Cast member Reese Witherspoon.

“Look at what is at the center of this story. This beautiful young girl, who is a person of color, who goes on this incredible adventure to discover her father and then discovers the best of herself in the process,” said Winfrey, who plays the supernatural Mrs Which.

DuVernay cast bi-racial actress Storm Reid as teenager Meg and populated the film with actors of multiple ethnicities.

“Shouldn’t everyone have a seat at the table? That’s all we are saying here,” said DuVernay

“Mindy’s southeast Asian, Deric McCabe – a little Filipino-American boy. African-American, biracial, black, Caucasian, let everyone be there, Latino. It’s about time,” she said.

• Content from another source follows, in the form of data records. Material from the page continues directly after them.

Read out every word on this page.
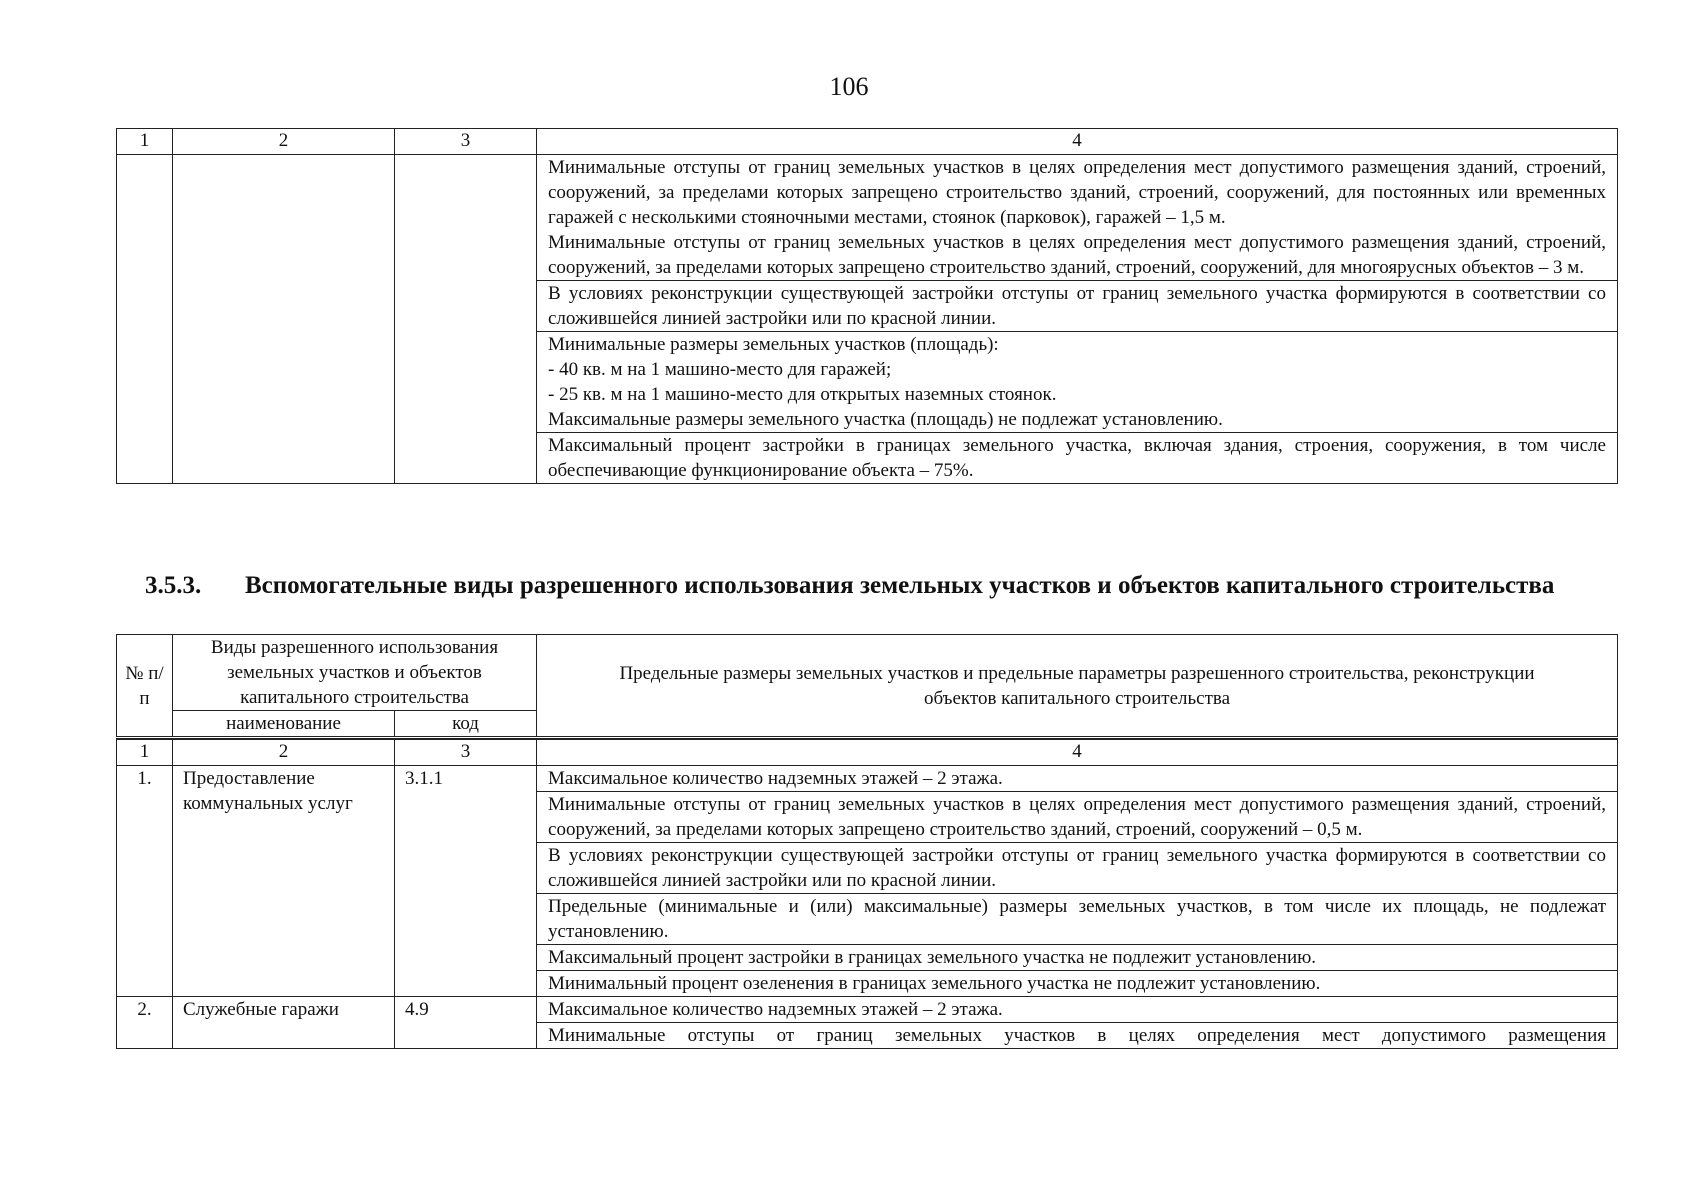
106
1	2	3	4

			Минимальные отступы от границ земельных участков в целях определения мест допустимого размещения зданий, строений, сооружений, за пределами которых запрещено строительство зданий, строений, сооружений, для постоянных или временных гаражей с несколькими стояночными местами, стоянок (парковок), гаражей – 1,5 м.
Минимальные отступы от границ земельных участков в целях определения мест допустимого размещения зданий, строений, сооружений, за пределами которых запрещено строительство зданий, строений, сооружений, для многоярусных объектов – 3 м.

			В условиях реконструкции существующей застройки отступы от границ земельного участка формируются в соответствии со сложившейся линией застройки или по красной линии.

			Минимальные размеры земельных участков (площадь):
- 40 кв. м на 1 машино-место для гаражей;
- 25 кв. м на 1 машино-место для открытых наземных стоянок.
Максимальные размеры земельного участка (площадь) не подлежат установлению.

			Максимальный процент застройки в границах земельного участка, включая здания, строения, сооружения, в том числе обеспечивающие функционирование объекта – 75%.
3.5.3.	Вспомогательные виды разрешенного использования земельных участков и объектов капитального строительства
№ п/п	Виды разрешенного использования земельных участков и объектов капитального строительства		Предельные размеры земельных участков и предельные параметры разрешенного строительства, реконструкции объектов капитального строительства
	наименование	код	

1	2	3	4
1.	Предоставление коммунальных услуг	3.1.1	Максимальное количество надземных этажей – 2 этажа.
			Минимальные отступы от границ земельных участков в целях определения мест допустимого размещения зданий, строений, сооружений, за пределами которых запрещено строительство зданий, строений, сооружений – 0,5 м.
			В условиях реконструкции существующей застройки отступы от границ земельного участка формируются в соответствии со сложившейся линией застройки или по красной линии.
			Предельные (минимальные и (или) максимальные) размеры земельных участков, в том числе их площадь, не подлежат установлению.
			Максимальный процент застройки в границах земельного участка не подлежит установлению.
			Минимальный процент озеленения в границах земельного участка не подлежит установлению.
2.	Служебные гаражи	4.9	Максимальное количество надземных этажей – 2 этажа.
			Минимальные отступы от границ земельных участков в целях определения мест допустимого размещения
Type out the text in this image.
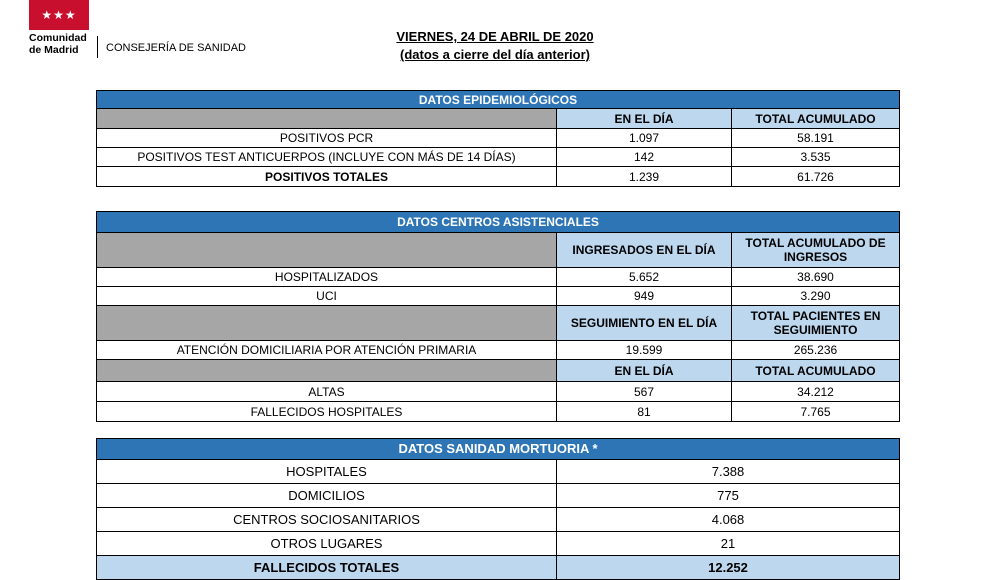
★★★
Comunidad
de Madrid	CONSEJERÍA DE SANIDAD
VIERNES, 24 DE ABRIL DE 2020
(datos a cierre del día anterior)
DATOS EPIDEMIOLÓGICOS		
	EN EL DÍA	TOTAL ACUMULADO
POSITIVOS PCR	1.097	58.191
POSITIVOS TEST ANTICUERPOS (INCLUYE CON MÁS DE 14 DÍAS)	142	3.535
POSITIVOS TOTALES	1.239	61.726
DATOS CENTROS ASISTENCIALES		
	INGRESADOS EN EL DÍA	TOTAL ACUMULADO DE INGRESOS
HOSPITALIZADOS	5.652	38.690
UCI	949	3.290
	SEGUIMIENTO EN EL DÍA	TOTAL PACIENTES EN SEGUIMIENTO
ATENCIÓN DOMICILIARIA POR ATENCIÓN PRIMARIA	19.599	265.236
	EN EL DÍA	TOTAL ACUMULADO
ALTAS	567	34.212
FALLECIDOS HOSPITALES	81	7.765
DATOS SANIDAD MORTUORIA *	
HOSPITALES	7.388
DOMICILIOS	775
CENTROS SOCIOSANITARIOS	4.068
OTROS LUGARES	21
FALLECIDOS TOTALES	12.252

“Black Panther,” also from Disney, won rave reviews, has taken 921 million US dollars at the global box office in three weeks, and upended the Hollywood notion that films by and about black people don’t make money.

Cast members (L-R) Oprah Winfrey, Storm Reid, Reese Witherspoon and Mindy Kaling pose at the premiere of "A Wrinkle in Time" in Los Angeles.

“It’s wonderful that we’re reflecting the world that we’re living in today, and in the wake of ‘Black Panther’, I feel like we could be the spiritual sister,” said British actress Gugu Mbatha-Raw, who plays Meg’s mother in “A Wrinkle in Time.”

Early reviews for “A Wrinkle in Time” have been mixed, and the movie is expected to bring in about 40 million US dollars on its opening weekend in North America, box-office analysts say. “Black Panther” took more than 190 million US dollars on its opening weekend.

Movie critics praised the visual imagination of “A Wrinkle in Time” and its messages of diversity and empowerment. But Variety said the film was “wildly uneven, weirdly suspenseless, and totally all over the place,” while the Los Angeles Times liked the “sheer exuberance” of the movie but wished it was “more focused, more disciplined.”